KIRSZENSZTEJN Michel

Par Bernard Reviriego

Né le 5 février 1918 à Jaroslav (Russie) selon l’état civil de décès, à Jarothan (Russie) selon le site « mémoire des hommes » ; tué au combat le 8 mai 1944 à Saint-Aubin-de-Cadelech (Dordogne) ; Résistant.

Stèle Saint-Aubin-de-Cadelech.
Stèle Saint-Aubin-de-Cadelech.

Michel Kirszensztejn était réfugié à Eymet (Dordogne). Il était engagé avec son frère, Jacques Kirszensztejn, et son beau-frère, Jacques Diamant, dans le maquis, groupe FTP ANIC, depuis 1942.

Le 30 juillet 1943, la police française arrêta à Paris les parents et les grands-parents maternels de Anna et Paulette Tauflichen, nièces de Jacques Kirszensztejn, que les policiers acceptèrent de laisser sur place compte tenu de leur jeune âge.
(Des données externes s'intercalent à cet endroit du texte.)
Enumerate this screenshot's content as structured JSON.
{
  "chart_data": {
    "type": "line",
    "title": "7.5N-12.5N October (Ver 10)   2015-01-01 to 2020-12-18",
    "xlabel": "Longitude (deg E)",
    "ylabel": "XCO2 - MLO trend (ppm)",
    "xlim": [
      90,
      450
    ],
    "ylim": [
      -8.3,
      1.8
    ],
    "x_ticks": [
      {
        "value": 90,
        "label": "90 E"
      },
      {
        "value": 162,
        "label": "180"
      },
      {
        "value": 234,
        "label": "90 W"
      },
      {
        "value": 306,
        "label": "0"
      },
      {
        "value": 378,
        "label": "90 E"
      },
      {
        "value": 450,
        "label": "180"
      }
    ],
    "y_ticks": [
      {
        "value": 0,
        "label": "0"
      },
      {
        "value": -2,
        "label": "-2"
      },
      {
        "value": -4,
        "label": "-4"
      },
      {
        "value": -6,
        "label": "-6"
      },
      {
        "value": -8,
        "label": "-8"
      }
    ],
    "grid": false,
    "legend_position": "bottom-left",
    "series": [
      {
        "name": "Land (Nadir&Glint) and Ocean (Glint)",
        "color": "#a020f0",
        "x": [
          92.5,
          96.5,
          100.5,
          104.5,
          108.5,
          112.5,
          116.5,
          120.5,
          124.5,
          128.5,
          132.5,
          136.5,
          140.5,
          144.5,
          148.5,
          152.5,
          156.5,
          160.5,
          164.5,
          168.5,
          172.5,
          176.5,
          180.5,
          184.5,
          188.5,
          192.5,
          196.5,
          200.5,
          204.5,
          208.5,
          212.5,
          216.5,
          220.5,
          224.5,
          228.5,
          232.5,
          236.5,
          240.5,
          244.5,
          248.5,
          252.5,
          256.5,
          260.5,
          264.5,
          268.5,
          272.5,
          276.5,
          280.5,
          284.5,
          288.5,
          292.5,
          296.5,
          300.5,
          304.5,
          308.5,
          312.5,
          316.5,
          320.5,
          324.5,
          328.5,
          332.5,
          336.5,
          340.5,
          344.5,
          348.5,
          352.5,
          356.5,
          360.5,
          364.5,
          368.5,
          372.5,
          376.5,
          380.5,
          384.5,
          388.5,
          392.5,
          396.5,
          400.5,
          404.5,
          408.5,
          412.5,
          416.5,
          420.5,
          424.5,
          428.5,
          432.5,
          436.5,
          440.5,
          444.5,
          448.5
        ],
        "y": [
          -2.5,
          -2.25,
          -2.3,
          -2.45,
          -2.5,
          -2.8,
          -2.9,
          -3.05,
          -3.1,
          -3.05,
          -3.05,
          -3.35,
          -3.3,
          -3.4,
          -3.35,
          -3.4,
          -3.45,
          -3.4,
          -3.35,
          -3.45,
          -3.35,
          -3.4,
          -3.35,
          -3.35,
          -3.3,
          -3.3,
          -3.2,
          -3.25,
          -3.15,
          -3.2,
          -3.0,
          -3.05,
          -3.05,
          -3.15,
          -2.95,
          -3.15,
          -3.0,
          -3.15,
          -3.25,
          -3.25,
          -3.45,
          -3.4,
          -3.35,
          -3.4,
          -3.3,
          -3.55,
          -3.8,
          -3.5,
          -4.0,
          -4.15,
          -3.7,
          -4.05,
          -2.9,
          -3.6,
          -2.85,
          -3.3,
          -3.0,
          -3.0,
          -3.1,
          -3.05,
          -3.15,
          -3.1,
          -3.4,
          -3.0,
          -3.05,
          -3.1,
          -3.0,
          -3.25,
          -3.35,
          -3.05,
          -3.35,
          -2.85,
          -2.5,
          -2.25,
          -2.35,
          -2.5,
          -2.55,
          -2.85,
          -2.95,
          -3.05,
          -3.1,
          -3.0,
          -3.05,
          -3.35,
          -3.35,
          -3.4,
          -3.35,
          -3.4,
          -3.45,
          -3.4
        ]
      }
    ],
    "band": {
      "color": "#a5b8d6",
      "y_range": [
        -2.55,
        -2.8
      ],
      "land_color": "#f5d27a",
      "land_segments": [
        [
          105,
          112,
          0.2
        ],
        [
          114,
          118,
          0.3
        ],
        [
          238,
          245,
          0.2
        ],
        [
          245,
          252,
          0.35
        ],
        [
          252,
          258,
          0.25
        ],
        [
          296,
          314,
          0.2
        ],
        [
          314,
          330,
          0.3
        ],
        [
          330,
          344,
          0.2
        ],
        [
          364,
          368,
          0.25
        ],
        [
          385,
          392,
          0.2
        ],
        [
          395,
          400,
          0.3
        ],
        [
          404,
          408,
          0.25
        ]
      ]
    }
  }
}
La nouvelle de ces arrestations parvint à Eymet. Son frère, Jacques Kirszensztejn partit alors les chercher et réussit, en échappant aux contrôles, à les ramener à Eymet où elles furent accueillies dans la famille Ragot-Gaussein qui les protégea et les scolarisa sous le nom de Taupin.

Le 8 mai 1944, vers 8 h 30, des détachements de la Wehrmacht basés à Eymet investirent les communes de Saint Aubin de Cadelech, de Falgueyrat et de Saint-Capraise à la recherche de Résistants. Un petit noyau de Résistants, pourchassé depuis Sainte-Foy-la-Grande jusqu’à Monbos, avait trouvé refuge à Saint-Aubin, dans la ferme du Jean Bart chez la famille Vigier, promettant de ne pas rester longtemps. La colonne de Saint-Capraise s’en revint vers Saint-Aubin. Les différentes patrouilles du matin ne trouvèrent rien. Vers 14 h, l’une des patrouilles aperçut, au lieu-dit Jean Bart, un homme qui observait l’autre patrouille allemande, sans savoir qu’il avait été repéré. Il s’agissait de Charles Maigre, chef des Résistant du groupe FTP Anic. A l’issue de l’assaut de la ferme entrepris alors par les Allemands, qui dura environ une heure, quatre Résistants avaient été tués et un autre fait prisonnier. Les morts au combat étaient Brieuc Le Corvaisier, commandant en second le groupe Anic, Christian Chidoux, Jacques Kirszenstejn et son frère, Michel Kirszenstejn. L’identité des deux derniers n’avait pu être établie lors de l’établissement de l’acte de décès mais l’officier d’état civil avait avancé le nom de « Kaers », connu car ils l’utilisaient comme nom d’emprunt. Par ailleurs, l’un d’entre-eux avait une carte d’identité au nom de Jacques Alain Martin, domicilié à Paris, dans le 18e. Comble de confusion, ils apparaissent sous le nom de Taufflichen sur la stèle commémorative de Saint-Aubin-de-Cadelech et dans tous les documents qui leurs sont consacrés. C’est un jugement du tribunal civil de Bergerac en date du 21 juin 1945 qui établit leur véritable identité, Jacques et Michel Kirszenstejn, portée en marge de l’acte de décès.

Il était homologué FFI et il fit l’objet, comme son frère, d’une citation à l’ordre de l’armée comportant l’attribution de la Croix de guerre avec palme (annexe du JO du 13 décembre 1946, p. 1365).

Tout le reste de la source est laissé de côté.